Ich sagte: „Das ist gut. Brillant. Wie alle deine Schriften. Wo nimmst du nur diese Ideen her?“
„Eine Idee ist ein Vernunftbegriff“, sagte Immanuel und lächelte geheimnisvoll.
„Und was ist nun Aufklärung?“, wollte ich wissen.
„Na was schon?“, meinte Immanuel, und setzte, als sei es das Selbstverständlichste auf der Welt, hinzu: „Der Ausgang des Menschen aus seiner selbstverschuldeten Unmündigkeit.“
Ja, was denn sonst? Ich war zufrieden, und sicher waren das auch Graf Rochester und Karl der Zweite, obwohl ich niemals erfahren habe, wie der König diese doch nicht gerade schmeichelhafte Grabinschrift aufgenommen hat.

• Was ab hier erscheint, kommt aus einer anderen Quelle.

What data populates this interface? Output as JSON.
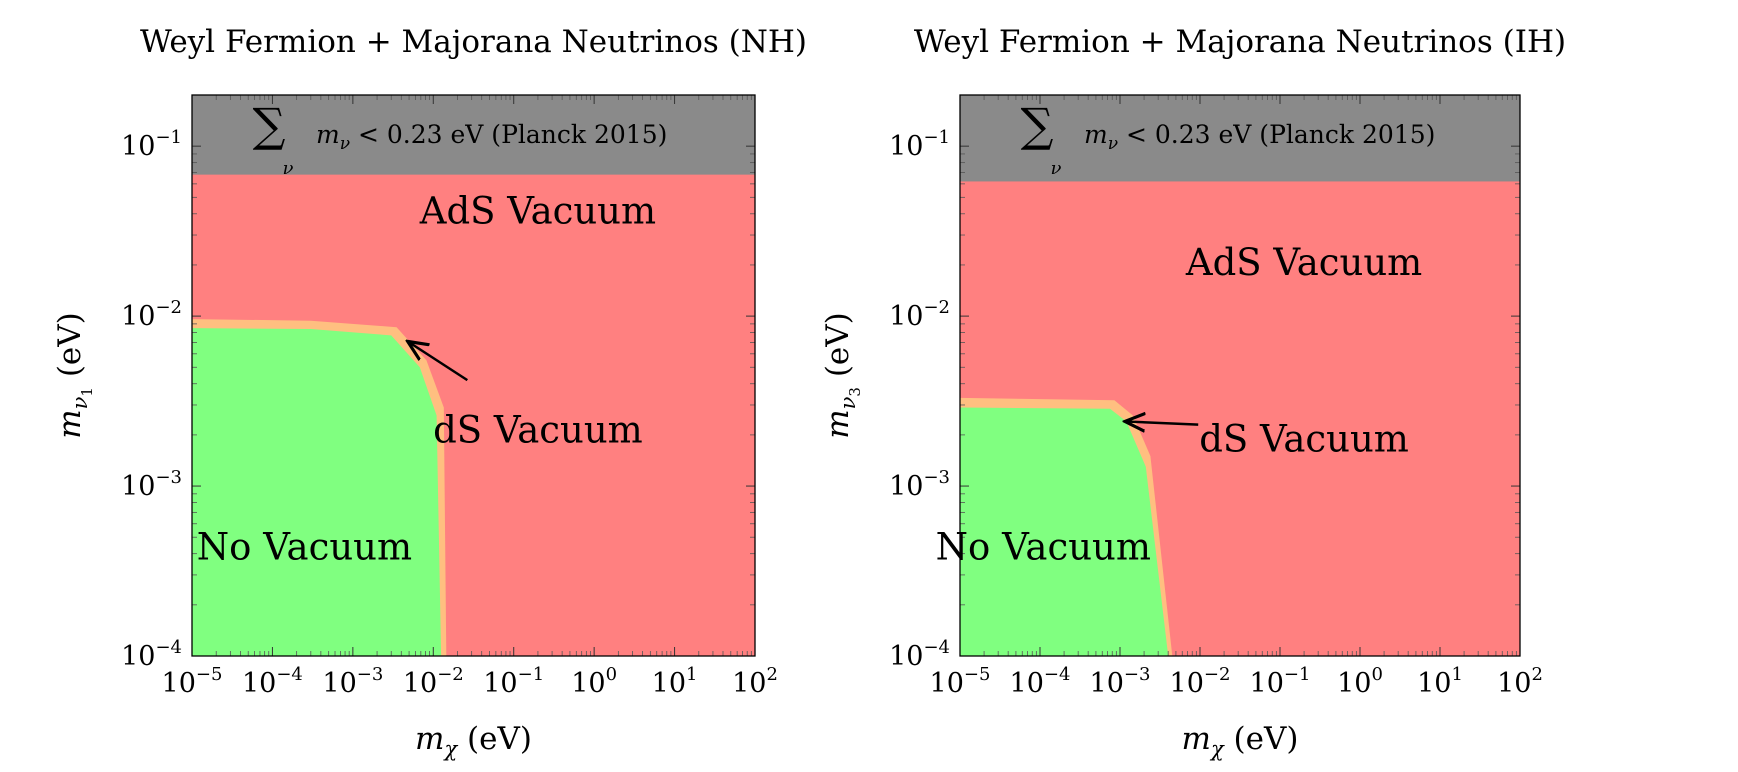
{
  "colors": {
    "ads": "#ff8080",
    "ds": "#ffbf80",
    "none": "#80ff80",
    "planck": "#8a8a8a"
  },
  "chart_data": [
    {
      "type": "area",
      "title": "Weyl Fermion + Majorana Neutrinos (NH)",
      "xlabel_main": "m",
      "xlabel_sub": "χ",
      "xlabel_unit": "(eV)",
      "ylabel_main": "m",
      "ylabel_sub": "ν",
      "ylabel_subsub": "1",
      "ylabel_unit": "(eV)",
      "x_scale": "log",
      "y_scale": "log",
      "xlim": [
        1e-05,
        100
      ],
      "ylim": [
        0.0001,
        0.2
      ],
      "x_ticks": [
        {
          "value": 1e-05,
          "base": "10",
          "exp": "−5"
        },
        {
          "value": 0.0001,
          "base": "10",
          "exp": "−4"
        },
        {
          "value": 0.001,
          "base": "10",
          "exp": "−3"
        },
        {
          "value": 0.01,
          "base": "10",
          "exp": "−2"
        },
        {
          "value": 0.1,
          "base": "10",
          "exp": "−1"
        },
        {
          "value": 1,
          "base": "10",
          "exp": "0"
        },
        {
          "value": 10,
          "base": "10",
          "exp": "1"
        },
        {
          "value": 100,
          "base": "10",
          "exp": "2"
        }
      ],
      "y_ticks": [
        {
          "value": 0.0001,
          "base": "10",
          "exp": "−4"
        },
        {
          "value": 0.001,
          "base": "10",
          "exp": "−3"
        },
        {
          "value": 0.01,
          "base": "10",
          "exp": "−2"
        },
        {
          "value": 0.1,
          "base": "10",
          "exp": "−1"
        }
      ],
      "planck_threshold": 0.068,
      "planck_label_sum": "∑",
      "planck_label_sumsub": "ν",
      "planck_label_m": "m",
      "planck_label_msub": "ν",
      "planck_label_text": "< 0.23 eV (Planck 2015)",
      "ds_region": [
        [
          1e-05,
          0.0096
        ],
        [
          0.0003,
          0.0094
        ],
        [
          0.0035,
          0.0086
        ],
        [
          0.0082,
          0.0055
        ],
        [
          0.0135,
          0.0029
        ],
        [
          0.0145,
          0.0001
        ],
        [
          1e-05,
          0.0001
        ]
      ],
      "no_vacuum_region": [
        [
          1e-05,
          0.0085
        ],
        [
          0.0003,
          0.0084
        ],
        [
          0.003,
          0.0077
        ],
        [
          0.0068,
          0.005
        ],
        [
          0.011,
          0.0026
        ],
        [
          0.0125,
          0.0001
        ],
        [
          1e-05,
          0.0001
        ]
      ],
      "labels": [
        {
          "text": "AdS Vacuum",
          "x": 0.2,
          "y": 0.035
        },
        {
          "text": "dS Vacuum",
          "x": 0.2,
          "y": 0.0018
        },
        {
          "text": "No Vacuum",
          "x": 0.00025,
          "y": 0.00037
        }
      ],
      "arrow": {
        "from": [
          0.0265,
          0.0042
        ],
        "to": [
          0.0048,
          0.0071
        ]
      }
    },
    {
      "type": "area",
      "title": "Weyl Fermion + Majorana Neutrinos (IH)",
      "xlabel_main": "m",
      "xlabel_sub": "χ",
      "xlabel_unit": "(eV)",
      "ylabel_main": "m",
      "ylabel_sub": "ν",
      "ylabel_subsub": "3",
      "ylabel_unit": "(eV)",
      "x_scale": "log",
      "y_scale": "log",
      "xlim": [
        1e-05,
        100
      ],
      "ylim": [
        0.0001,
        0.2
      ],
      "x_ticks": [
        {
          "value": 1e-05,
          "base": "10",
          "exp": "−5"
        },
        {
          "value": 0.0001,
          "base": "10",
          "exp": "−4"
        },
        {
          "value": 0.001,
          "base": "10",
          "exp": "−3"
        },
        {
          "value": 0.01,
          "base": "10",
          "exp": "−2"
        },
        {
          "value": 0.1,
          "base": "10",
          "exp": "−1"
        },
        {
          "value": 1,
          "base": "10",
          "exp": "0"
        },
        {
          "value": 10,
          "base": "10",
          "exp": "1"
        },
        {
          "value": 100,
          "base": "10",
          "exp": "2"
        }
      ],
      "y_ticks": [
        {
          "value": 0.0001,
          "base": "10",
          "exp": "−4"
        },
        {
          "value": 0.001,
          "base": "10",
          "exp": "−3"
        },
        {
          "value": 0.01,
          "base": "10",
          "exp": "−2"
        },
        {
          "value": 0.1,
          "base": "10",
          "exp": "−1"
        }
      ],
      "planck_threshold": 0.062,
      "planck_label_sum": "∑",
      "planck_label_sumsub": "ν",
      "planck_label_m": "m",
      "planck_label_msub": "ν",
      "planck_label_text": "< 0.23 eV (Planck 2015)",
      "ds_region": [
        [
          1e-05,
          0.0033
        ],
        [
          0.00085,
          0.0032
        ],
        [
          0.00145,
          0.0026
        ],
        [
          0.0024,
          0.0015
        ],
        [
          0.0045,
          0.0001
        ],
        [
          1e-05,
          0.0001
        ]
      ],
      "no_vacuum_region": [
        [
          1e-05,
          0.0029
        ],
        [
          0.00075,
          0.00285
        ],
        [
          0.0012,
          0.0024
        ],
        [
          0.0021,
          0.0013
        ],
        [
          0.004,
          0.0001
        ],
        [
          1e-05,
          0.0001
        ]
      ],
      "labels": [
        {
          "text": "AdS Vacuum",
          "x": 0.2,
          "y": 0.0175
        },
        {
          "text": "dS Vacuum",
          "x": 0.2,
          "y": 0.0016
        },
        {
          "text": "No Vacuum",
          "x": 0.00011,
          "y": 0.00037
        }
      ],
      "arrow": {
        "from": [
          0.0095,
          0.0023
        ],
        "to": [
          0.00115,
          0.0024
        ]
      }
    }
  ]
}
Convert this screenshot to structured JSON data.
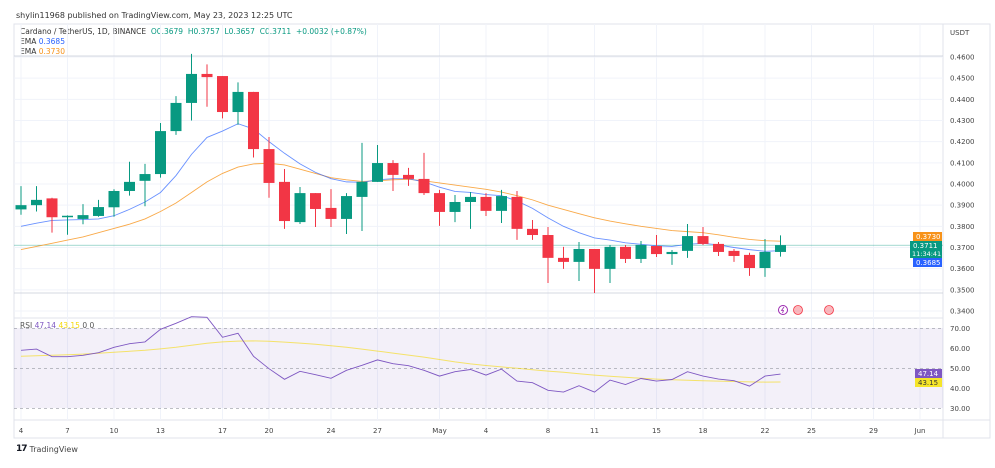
{
  "header": {
    "published": "shylin11968 published on TradingView.com, May 23, 2023 12:25 UTC"
  },
  "legend": {
    "symbol": "Cardano / TetherUS, 1D, BINANCE",
    "open": "O0.3679",
    "high": "H0.3757",
    "low": "L0.3657",
    "close": "C0.3711",
    "change": "+0.0032 (+0.87%)",
    "ema1_label": "EMA",
    "ema1_value": "0.3685",
    "ema2_label": "EMA",
    "ema2_value": "0.3730"
  },
  "rsi_legend": {
    "label": "RSI",
    "value": "47.14",
    "ma_value": "43.15",
    "extra1": "0",
    "extra2": "0"
  },
  "price_axis": {
    "currency": "USDT"
  },
  "tags": {
    "ema2": "0.3730",
    "last": "0.3711",
    "countdown": "11:34:41",
    "ema1": "0.3685",
    "rsi": "47.14",
    "rsi_ma": "43.15"
  },
  "footer": {
    "brand": "TradingView"
  },
  "colors": {
    "up": "#089981",
    "down": "#f23645",
    "ema1": "#2962ff",
    "ema2": "#f7931a",
    "rsi": "#7e57c2",
    "rsi_ma": "#f5d90a"
  },
  "chart_data": [
    {
      "type": "candlestick",
      "dates": [
        "Apr 4",
        "Apr 5",
        "Apr 6",
        "Apr 7",
        "Apr 8",
        "Apr 9",
        "Apr 10",
        "Apr 11",
        "Apr 12",
        "Apr 13",
        "Apr 14",
        "Apr 15",
        "Apr 16",
        "Apr 17",
        "Apr 18",
        "Apr 19",
        "Apr 20",
        "Apr 21",
        "Apr 22",
        "Apr 23",
        "Apr 24",
        "Apr 25",
        "Apr 26",
        "Apr 27",
        "Apr 28",
        "Apr 29",
        "Apr 30",
        "May 1",
        "May 2",
        "May 3",
        "May 4",
        "May 5",
        "May 6",
        "May 7",
        "May 8",
        "May 9",
        "May 10",
        "May 11",
        "May 12",
        "May 13",
        "May 14",
        "May 15",
        "May 16",
        "May 17",
        "May 18",
        "May 19",
        "May 20",
        "May 21",
        "May 22",
        "May 23"
      ],
      "ohlc": [
        [
          0.388,
          0.399,
          0.3855,
          0.39
        ],
        [
          0.39,
          0.399,
          0.387,
          0.3925
        ],
        [
          0.3932,
          0.3935,
          0.377,
          0.3843
        ],
        [
          0.3843,
          0.3852,
          0.376,
          0.385
        ],
        [
          0.3835,
          0.3905,
          0.381,
          0.3853
        ],
        [
          0.3849,
          0.3925,
          0.3845,
          0.3891
        ],
        [
          0.389,
          0.3975,
          0.3845,
          0.3967
        ],
        [
          0.3967,
          0.4105,
          0.3945,
          0.401
        ],
        [
          0.4015,
          0.4095,
          0.3895,
          0.4047
        ],
        [
          0.4047,
          0.4288,
          0.403,
          0.425
        ],
        [
          0.425,
          0.4415,
          0.4232,
          0.4383
        ],
        [
          0.4383,
          0.4615,
          0.43,
          0.452
        ],
        [
          0.452,
          0.4565,
          0.4365,
          0.4505
        ],
        [
          0.451,
          0.451,
          0.431,
          0.434
        ],
        [
          0.434,
          0.448,
          0.428,
          0.4435
        ],
        [
          0.4435,
          0.4435,
          0.4125,
          0.4165
        ],
        [
          0.4165,
          0.4222,
          0.3935,
          0.4005
        ],
        [
          0.401,
          0.4071,
          0.3788,
          0.3825
        ],
        [
          0.382,
          0.3986,
          0.3811,
          0.3957
        ],
        [
          0.3957,
          0.3957,
          0.3797,
          0.3882
        ],
        [
          0.3887,
          0.3976,
          0.3797,
          0.3835
        ],
        [
          0.3835,
          0.3957,
          0.3764,
          0.3943
        ],
        [
          0.3939,
          0.4194,
          0.3778,
          0.401
        ],
        [
          0.401,
          0.4184,
          0.401,
          0.4099
        ],
        [
          0.4099,
          0.4113,
          0.3967,
          0.4043
        ],
        [
          0.4043,
          0.4076,
          0.3991,
          0.4024
        ],
        [
          0.4024,
          0.4147,
          0.3948,
          0.3957
        ],
        [
          0.3957,
          0.3972,
          0.3802,
          0.3868
        ],
        [
          0.3868,
          0.3948,
          0.382,
          0.3915
        ],
        [
          0.3915,
          0.3962,
          0.3788,
          0.3939
        ],
        [
          0.3939,
          0.3957,
          0.3849,
          0.3873
        ],
        [
          0.3873,
          0.3972,
          0.3816,
          0.3943
        ],
        [
          0.3939,
          0.3967,
          0.3736,
          0.3788
        ],
        [
          0.3788,
          0.383,
          0.3736,
          0.3759
        ],
        [
          0.3759,
          0.3797,
          0.3532,
          0.3651
        ],
        [
          0.3651,
          0.3703,
          0.3599,
          0.3632
        ],
        [
          0.3632,
          0.3726,
          0.3542,
          0.3693
        ],
        [
          0.3693,
          0.3693,
          0.3485,
          0.3599
        ],
        [
          0.3599,
          0.3712,
          0.3532,
          0.3703
        ],
        [
          0.3703,
          0.3712,
          0.3627,
          0.3646
        ],
        [
          0.3646,
          0.3731,
          0.3627,
          0.3712
        ],
        [
          0.3707,
          0.3759,
          0.3655,
          0.3669
        ],
        [
          0.3669,
          0.3688,
          0.3618,
          0.3679
        ],
        [
          0.3684,
          0.3811,
          0.3651,
          0.3754
        ],
        [
          0.3754,
          0.3797,
          0.3712,
          0.3717
        ],
        [
          0.3717,
          0.3726,
          0.366,
          0.3679
        ],
        [
          0.3684,
          0.3693,
          0.3632,
          0.366
        ],
        [
          0.3665,
          0.3675,
          0.3566,
          0.3603
        ],
        [
          0.3603,
          0.374,
          0.3561,
          0.3679
        ],
        [
          0.3679,
          0.3757,
          0.3657,
          0.3711
        ]
      ],
      "ema1": [
        0.38,
        0.3815,
        0.3828,
        0.383,
        0.3832,
        0.3835,
        0.385,
        0.388,
        0.3915,
        0.396,
        0.404,
        0.414,
        0.422,
        0.425,
        0.4285,
        0.426,
        0.42,
        0.4145,
        0.4095,
        0.4055,
        0.4025,
        0.401,
        0.4008,
        0.402,
        0.4025,
        0.4025,
        0.401,
        0.3985,
        0.3965,
        0.396,
        0.395,
        0.3945,
        0.392,
        0.3885,
        0.384,
        0.38,
        0.377,
        0.3745,
        0.3735,
        0.3722,
        0.3715,
        0.3708,
        0.3705,
        0.3715,
        0.372,
        0.3712,
        0.37,
        0.369,
        0.3682,
        0.3685
      ],
      "ema2": [
        0.369,
        0.3705,
        0.372,
        0.3735,
        0.375,
        0.377,
        0.379,
        0.381,
        0.3835,
        0.387,
        0.391,
        0.396,
        0.401,
        0.405,
        0.408,
        0.4095,
        0.4098,
        0.409,
        0.407,
        0.405,
        0.403,
        0.402,
        0.4012,
        0.4015,
        0.402,
        0.4022,
        0.4015,
        0.4005,
        0.3995,
        0.3985,
        0.3975,
        0.3962,
        0.3945,
        0.3925,
        0.39,
        0.388,
        0.386,
        0.384,
        0.3825,
        0.3812,
        0.38,
        0.379,
        0.378,
        0.3775,
        0.377,
        0.376,
        0.3748,
        0.3738,
        0.3732,
        0.373
      ],
      "y_ticks": [
        "0.4600",
        "0.4500",
        "0.4400",
        "0.4300",
        "0.4200",
        "0.4100",
        "0.4000",
        "0.3900",
        "0.3800",
        "0.3700",
        "0.3600",
        "0.3500",
        "0.3400"
      ],
      "ylim": [
        0.34,
        0.46
      ],
      "x_ticks": [
        "4",
        "7",
        "10",
        "13",
        "17",
        "20",
        "24",
        "27",
        "May",
        "4",
        "8",
        "11",
        "15",
        "18",
        "22",
        "25",
        "29",
        "Jun"
      ]
    },
    {
      "type": "line",
      "rsi": [
        59,
        59.6,
        55.8,
        55.8,
        56.5,
        57.8,
        60.5,
        62.3,
        63.2,
        69.5,
        72.5,
        75.8,
        75.5,
        65.5,
        67.5,
        56,
        49.8,
        44.5,
        48.5,
        46.8,
        45,
        49,
        51.5,
        54.2,
        52.3,
        51.3,
        49,
        46.1,
        48.3,
        49.4,
        46.6,
        49.6,
        43.6,
        42.8,
        39,
        38.1,
        41.3,
        38.1,
        44.1,
        41.9,
        44.9,
        43.6,
        44.4,
        48.3,
        46.1,
        44.6,
        43.8,
        41.1,
        46.1,
        47.14
      ],
      "rsi_ma": [
        56,
        56.3,
        56.5,
        56.8,
        57.1,
        57.5,
        58,
        58.5,
        59,
        59.7,
        60.5,
        61.5,
        62.5,
        63.2,
        63.6,
        63.7,
        63.5,
        63.1,
        62.6,
        62,
        61.3,
        60.5,
        59.6,
        58.6,
        57.6,
        56.6,
        55.6,
        54.4,
        53.2,
        52.2,
        51.4,
        50.7,
        50,
        49.3,
        48.6,
        48,
        47.3,
        46.6,
        46,
        45.5,
        45,
        44.6,
        44.3,
        44,
        43.8,
        43.6,
        43.4,
        43.2,
        43.1,
        43.15
      ],
      "y_ticks": [
        "70.00",
        "60.00",
        "50.00",
        "40.00",
        "30.00"
      ],
      "bands": [
        70,
        50,
        30
      ]
    }
  ]
}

Als ich ging, versprach ich Immanuel, mich unbedingt meines eigenen Verstandes zu bedienen, und er schenkte mir zum Abschied noch ein Glas Senf. "Den gebe ich immer dazu", sagte er und lachte. Sein Humor war nicht originell.
Ein schöner Nachmittag war es gewesen, einer dieser Nachmittage, an die man sich noch lange erinnert, nicht, weil etwas bedeutendes geschehen ist, sondern einfach nur deshalb, weil die Zeit wie ein langsamer, sanfter Strom an uns vorüber geglitten ist.